Sleepers - how a word can suddenly find fame!
Posted by Collins Language @ Tuesday 03 December 2013
When we think about new words coming into the dictionary, we often assume that the gap between a word being invented and being added to the dictionary is relatively short. However, a couple of interesting words that were recently selected for the dictionary have taken a long time to find their way in, having spent decades on the sidelines of language before suddenly finding themselves in the spotlight.
It might seem strange that a word can exist for a long time before being added to the dictionary, but in fact lexicographers are always having to make decisions about which words they are going to allow into a dictionary. And in the case of The Collins Dictionary, which has traditionally been contained within a single printed volume, there has been no room for some words that are deemed rare or obscure or restricted to a particular slang or jargon.
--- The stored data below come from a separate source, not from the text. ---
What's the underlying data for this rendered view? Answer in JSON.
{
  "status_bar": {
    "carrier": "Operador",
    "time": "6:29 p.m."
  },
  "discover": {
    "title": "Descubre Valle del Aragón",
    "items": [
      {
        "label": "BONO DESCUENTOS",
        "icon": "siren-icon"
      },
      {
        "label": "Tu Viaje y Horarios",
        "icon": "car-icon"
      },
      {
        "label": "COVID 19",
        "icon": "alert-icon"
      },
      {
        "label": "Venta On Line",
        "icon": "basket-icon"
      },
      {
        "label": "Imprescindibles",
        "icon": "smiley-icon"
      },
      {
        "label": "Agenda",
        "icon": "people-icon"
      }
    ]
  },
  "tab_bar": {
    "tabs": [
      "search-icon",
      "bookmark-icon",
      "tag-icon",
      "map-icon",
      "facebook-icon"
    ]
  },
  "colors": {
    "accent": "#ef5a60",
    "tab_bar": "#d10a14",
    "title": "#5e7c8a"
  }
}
A common reason for a relatively obscure word to become dictionary-worthy is that it becomes involved in a major news story. This was the case with the word ‘bute’, a slang name for the drug phenylbutazone. Although the full name of the drug was recorded in the dictionary, the slang name was largely restricted to the world of horse-doping. But when a scandal arose in Europe over horsemeat being covertly smuggled into meat products and people became concerned about possible contamination from horses which had been doped with ‘bute’, the word was suddenly all over our news reports.
Another way that a word can make the jump to the dictionary is if it is popularized by a book, film, or television programme. This is what happened with the word ‘clownfish’, a striped fish of the Pacific and Indian Oceans. The name of the fish is recorded in print from the 1950s, but it remained under the radar of the dictionary until a clownfish appeared as the hero of the animated film Finding Nemo and there was a huge rise in the demand for the fish to stock domestic aquariums.
I think of these words as being rather like ‘sleepers’ in spy fiction: they remain largely inactive for a period before they suddenly get the call to action. Who knows how many others are out there, currently neglected by lexicographers but waiting for the turn of events that will see them make it into the dictionary?